Why Trump’s hyper masculinity appeals to white voters in America

President Donald Trump still carries a lot of support among white men who are drawn to his portrayal of masculinity: an alpha dog, aggressive, macho “man’s man” who never backs down from a fight.

“Trump stands for white privilege as well as male privilege. There’s a lot of white people who think that’s just dandy,” says Matthew Gutmann, a professor of anthropology at Brown University author of “Are Men Animals? How Modern Masculinity Sells Men Short.”

Trump’s appeal extends to white women too, Gutmann notes.
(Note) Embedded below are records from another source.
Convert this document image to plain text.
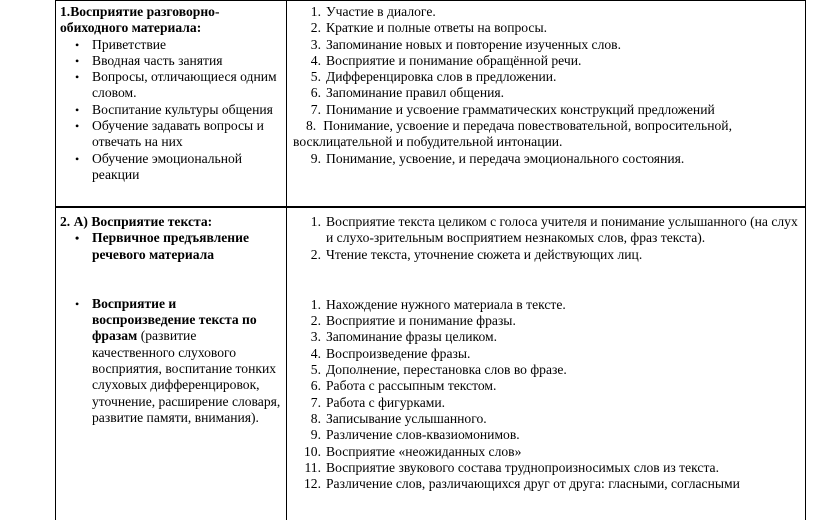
1.Восприятие разговорно-обиходного материала:
• Приветствие
• Вводная часть занятия
• Вопросы, отличающиеся одним словом.
• Воспитание культуры общения
• Обучение задавать вопросы и отвечать на них
• Обучение эмоциональной реакции
1. Участие в диалоге.
2. Краткие и полные ответы на вопросы.
3. Запоминание новых и повторение изученных слов.
4. Восприятие и понимание обращённой речи.
5. Дифференцировка слов в предложении.
6. Запоминание правил общения.
7. Понимание и усвоение грамматических конструкций предложений
8. Понимание, усвоение и передача повествовательной, вопросительной, восклицательной и побудительной интонации.
9. Понимание, усвоение, и передача эмоционального состояния.
2. А) Восприятие текста:
• Первичное предъявление речевого материала
• Восприятие и воспроизведение текста по фразам (развитие качественного слухового восприятия, воспитание тонких слуховых дифференцировок, уточнение, расширение словаря, развитие памяти, внимания).
1. Восприятие текста целиком с голоса учителя и понимание услышанного (на слух и слухо-зрительным восприятием незнакомых слов, фраз текста).
2. Чтение текста, уточнение сюжета и действующих лиц.
1. Нахождение нужного материала в тексте.
2. Восприятие и понимание фразы.
3. Запоминание фразы целиком.
4. Воспроизведение фразы.
5. Дополнение, перестановка слов во фразе.
6. Работа с рассыпным текстом.
7. Работа с фигурками.
8. Записывание услышанного.
9. Различение слов-квазиомонимов.
10. Восприятие «неожиданных слов»
11. Восприятие звукового состава труднопроизносимых слов из текста.
12. Различение слов, различающихся друг от друга: гласными, согласными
“It is the open, untethered misogyny and the assertion of male privilege and impunity that captures not only men but tens of millions of women [who] are voting for Trump,” Gutmann says. “Most guys would do what Trump says he does, or wants to do, if they could get away with it.”

He says Democratic contender Joe Biden represents a different kind of stereotypical man: “the defense of family, the support of the family, the one who is always there to protect.”

Gutmann says current views on masculinity still limit the definition of men and masculinity, and there is more work to be done.

“These ideas and these kinds of relationships of inequality exist all over the place, but feminism and gay rights have done a lot to shake up these kinds of power arrangements and move us in a different direction.”